Fruits Of The Sea: Seafood is a must in Haikou, and there’s no shortage of restaurants specialising in locally caught produce such as the highly-rated lobster.

Street Life: Because of the heat, Haikou really comes to life after dark when locals indulge in their passion for street food. On Banqiao Road, you can choose live seafood from the tanks and eat in the gutter at great prices.

TAKE TO THE WAVES

Golden Sands: The most popular stretch of sand is the six-kilometre-long Holiday Beach where you can windsurf, kayak and jet ski. It can get quite busy during weekends, but the crowds thin out as you walk away from the town.

Paradise Beach: The beach at Shimei Bay on the east coast near Wanning must rate as one of the cleanest and prettiest on the island, with the stretch near Le Meridien Resort being close to anyone’s idea of tropical paradise.

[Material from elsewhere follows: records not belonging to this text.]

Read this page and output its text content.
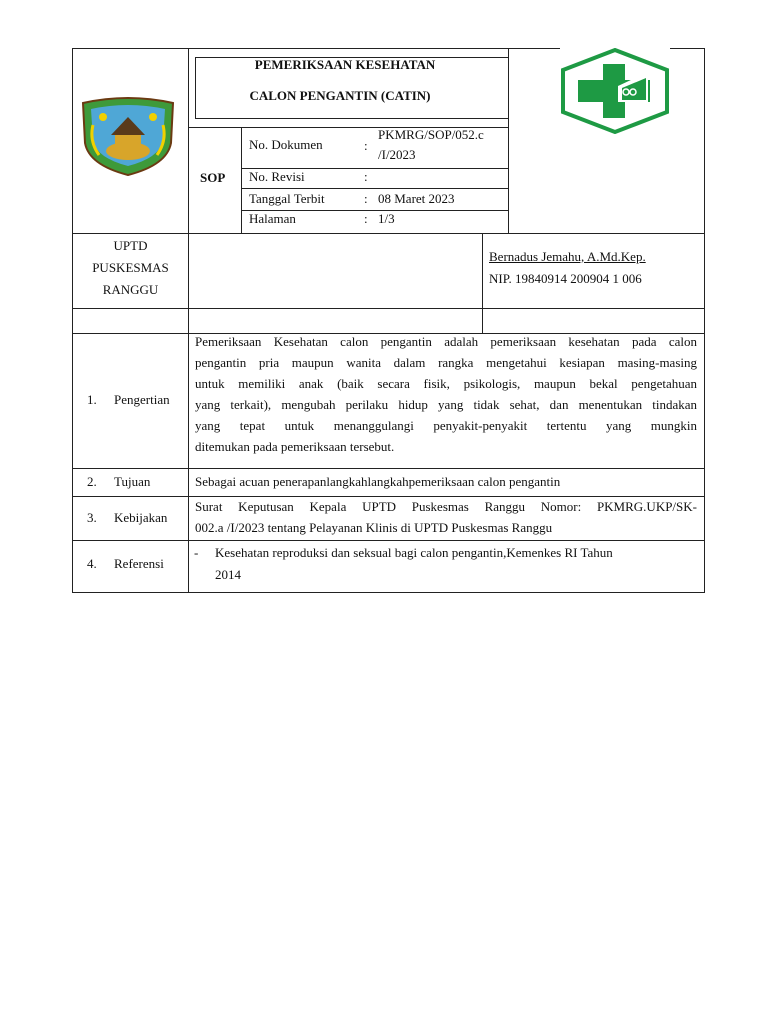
PEMERIKSAAN KESEHATAN
CALON PENGANTIN (CATIN)
SOP
No. Dokumen	:
PKMRG/SOP/052.c
/I/2023
No. Revisi	:
Tanggal Terbit	: 08 Maret 2023
Halaman	: 1/3
UPTD
PUSKESMAS
RANGGU
Bernadus Jemahu, A.Md.Kep.
NIP. 19840914 200904 1 006
1. Pengertian
Pemeriksaan Kesehatan calon pengantin adalah pemeriksaan kesehatan pada calon
pengantin pria maupun wanita dalam rangka mengetahui kesiapan masing-masing
untuk memiliki anak (baik secara fisik, psikologis, maupun bekal pengetahuan
yang terkait), mengubah perilaku hidup yang tidak sehat, dan menentukan tindakan
yang tepat untuk menanggulangi penyakit-penyakit tertentu yang mungkin
ditemukan pada pemeriksaan tersebut.
2. Tujuan	Sebagai acuan penerapanlangkahlangkahpemeriksaan calon pengantin
3. Kebijakan
Surat Keputusan Kepala UPTD Puskesmas Ranggu Nomor: PKMRG.UKP/SK-
002.a /I/2023 tentang Pelayanan Klinis di UPTD Puskesmas Ranggu
4. Referensi
- Kesehatan reproduksi dan seksual bagi calon pengantin,Kemenkes RI Tahun
2014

Surf’s Up!: Riyue Bay near Wanning is China’s premier surf spot, easily accessible via high-speed train and taxi from Haikou, and the site of the Riyue Bay Surf Club (and basic hostel) as well as the Surfing Hainan Open competition. 

EASY TRIPS

Picture Postcard: If you want to get a taste for rural Hainan, Gusong is an eye-wateringly pretty fishing village less than two hours from Haikou, with old wooden houses nestled under swaying coconut trees and a tiny lighthouse perched on the headland.

Easy Access: Sanya on the south of the island is China’s top beach resort, and it’s quite possible to visit on a day trip from the island’s capital with the high-speed train.

The Heart Of The Island: For the more adventurous, the town of Wuzhishan lies three hours by bus south of Haikou, and you’ll be more likely to see Miao women dressed in traditional dark smocks than another foreigner.